Forced to pinpoint one or another, the third- and fourth-generation Escalades (the 2007-’14 and 2015-’20 versions, respectively) would be where I’d look. The first-gen ones simply looked like GMC Yukons. The second-gen models suffered from tacked-on flares too closely related to GM’s too-much-body-cladding era in the first half of the 2000s, which made the wheels look like they were tucked too far in. And the new 2021+ versions are too new to judge, although their face looks like Muttley, the canine sidekick of Dick Dastardly from the Wacky Races cartoon.
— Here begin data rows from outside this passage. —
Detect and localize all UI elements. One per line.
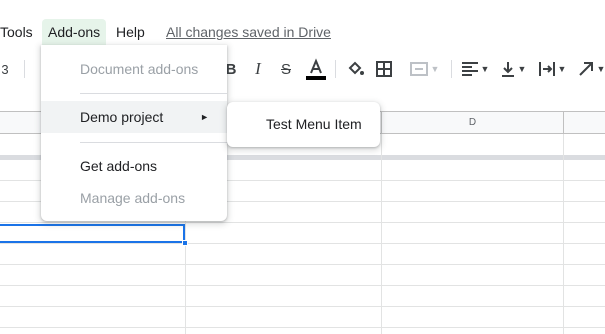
merge-cells-icon[interactable]: ▼ [404,58,444,80]
menu-item-manage-addons[interactable]: Manage add-ons [41,182,227,214]
column-header-d[interactable]: D [382,112,563,133]
menu-item-demo-project[interactable]: Demo project ► [41,101,227,133]
row-line [0,222,605,223]
menu-addons[interactable]: Add-ons [42,19,107,45]
menu-separator [80,93,227,94]
row-line [0,285,605,286]
borders-icon[interactable] [373,58,395,80]
italic-icon[interactable]: I [250,58,266,80]
column-divider [563,111,564,134]
row-line [0,264,605,265]
row-line [0,327,605,328]
font-size-value: 3 [1,61,9,77]
vertical-align-icon[interactable]: ▼ [497,58,529,80]
text-wrap-icon[interactable]: ▼ [536,58,568,80]
menu-help[interactable]: Help [110,19,151,45]
strikethrough-icon[interactable]: S [277,58,295,80]
submenu-arrow-icon: ► [200,112,209,122]
menu-bar: Tools Add-ons Help All changes saved in … [0,19,605,45]
toolbar-divider [451,60,452,78]
menu-item-test-menu-item[interactable]: Test Menu Item [227,108,380,140]
menu-tools[interactable]: Tools [0,19,39,45]
font-size-field[interactable]: 3 [0,58,12,80]
column-divider [381,111,382,134]
fill-handle[interactable] [182,240,188,246]
align-left-icon[interactable]: ▼ [459,58,491,80]
toolbar-divider [335,60,336,78]
menu-item-get-addons[interactable]: Get add-ons [41,150,227,182]
column-line [381,134,382,334]
text-color-icon[interactable] [305,58,327,80]
save-status-link[interactable]: All changes saved in Drive [166,19,331,45]
demo-project-submenu: Test Menu Item [227,102,380,147]
menu-item-demo-project-label: Demo project [80,109,164,125]
text-rotation-icon[interactable]: ▼ [575,58,605,80]
menu-item-document-addons[interactable]: Document add-ons [41,53,227,85]
fill-color-icon[interactable] [344,58,366,80]
menu-separator [80,142,227,143]
row-line [0,243,605,244]
addons-menu: Document add-ons Demo project ► Get add-… [41,45,227,221]
column-line [563,134,564,334]
selected-cell[interactable] [0,224,185,243]
row-line [0,306,605,307]
toolbar-divider [24,60,25,78]
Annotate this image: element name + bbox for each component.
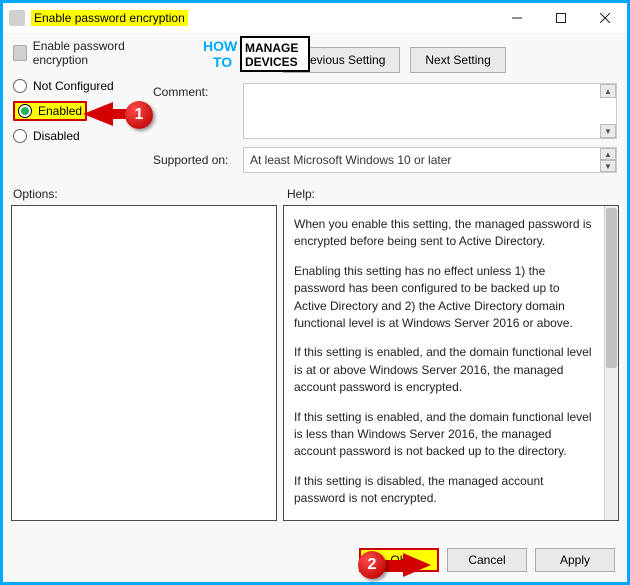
scroll-up-icon[interactable]: ▲: [600, 84, 616, 98]
scrollbar-thumb[interactable]: [606, 208, 617, 368]
radio-icon: [18, 104, 32, 118]
scroll-down-icon[interactable]: ▼: [600, 124, 616, 138]
radio-not-configured[interactable]: Not Configured: [13, 79, 143, 93]
ok-button[interactable]: OK: [359, 548, 439, 572]
window-title: Enable password encryption: [31, 10, 188, 26]
next-setting-button[interactable]: Next Setting: [410, 47, 505, 73]
radio-label: Disabled: [33, 129, 80, 143]
scroll-up-icon[interactable]: ▲: [600, 148, 616, 160]
apply-button[interactable]: Apply: [535, 548, 615, 572]
close-button[interactable]: [583, 3, 627, 33]
options-panel: [11, 205, 277, 521]
help-scrollbar[interactable]: [604, 206, 618, 520]
help-paragraph: If this setting is enabled, and the doma…: [294, 409, 594, 461]
help-text[interactable]: When you enable this setting, the manage…: [284, 206, 604, 520]
radio-label: Not Configured: [33, 79, 114, 93]
radio-enabled[interactable]: Enabled: [13, 101, 143, 121]
help-label: Help:: [287, 187, 315, 201]
policy-header-icon: [13, 45, 27, 61]
supported-on-label: Supported on:: [153, 153, 243, 167]
minimize-button[interactable]: [495, 3, 539, 33]
options-label: Options:: [13, 187, 279, 201]
supported-on-text: At least Microsoft Windows 10 or later: [250, 153, 451, 167]
supported-on-box: At least Microsoft Windows 10 or later ▲…: [243, 147, 617, 173]
help-paragraph: Enabling this setting has no effect unle…: [294, 263, 594, 333]
help-paragraph: This setting will default to enabled if …: [294, 519, 594, 520]
radio-icon: [13, 79, 27, 93]
policy-icon: [9, 10, 25, 26]
help-paragraph: When you enable this setting, the manage…: [294, 216, 594, 251]
radio-icon: [13, 129, 27, 143]
radio-label: Enabled: [38, 104, 82, 118]
help-panel: When you enable this setting, the manage…: [283, 205, 619, 521]
comment-textarea[interactable]: ▲ ▼: [243, 83, 617, 139]
cancel-button[interactable]: Cancel: [447, 548, 527, 572]
scroll-down-icon[interactable]: ▼: [600, 160, 616, 172]
state-radio-group: Not Configured Enabled Disabled: [13, 79, 143, 143]
previous-setting-button[interactable]: Previous Setting: [283, 47, 400, 73]
title-bar: Enable password encryption: [3, 3, 627, 33]
policy-header-label: Enable password encryption: [33, 39, 143, 67]
radio-disabled[interactable]: Disabled: [13, 129, 143, 143]
maximize-button[interactable]: [539, 3, 583, 33]
help-paragraph: If this setting is disabled, the managed…: [294, 473, 594, 508]
help-paragraph: If this setting is enabled, and the doma…: [294, 344, 594, 396]
comment-label: Comment:: [153, 83, 243, 139]
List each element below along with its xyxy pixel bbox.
I’d also suggest the standard Escalade, not the longer ESV that looks like a Suburban, or the EXT that looks like a Chevy Avalanche pickup, is where it’s at.
In late 2006, I somehow ended up behind the wheel of a new-for-2007 Escalade over the Christmas holiday. Around town, in Southern California, it frankly felt hopeless. Too large for traffic, too over-assisted to be fun, too self-conscious to try and get away with anything. Parking was a nightmare. But I took it out for a road trip stretch from Los Angeles to Las Vegas and beyond, and on the open road the big ’Sclade really came into its own. Fingertip steering. Lush luxury. Smooth-riding over patches of really crappy SoCal roads. Cruise control at 90 mph, with wife and child asleep in leather-lined comfort and precious little wind noise to rattle them awake. Absolute comfort behind the wheel, yet with enough driver engagement to keep me conscious as I sped north on Interstate 15. I even got nearly 400 miles on a tankful at those super-legal speeds. Not bad for a 400-horse, 6.2-liter V-8 hauling roughly three tons of steel, people and presents. (And for those who want to play and tweak, the LS engine architecture can be massaged to produce more power still, whether in the computer or with hard parts. Or both.)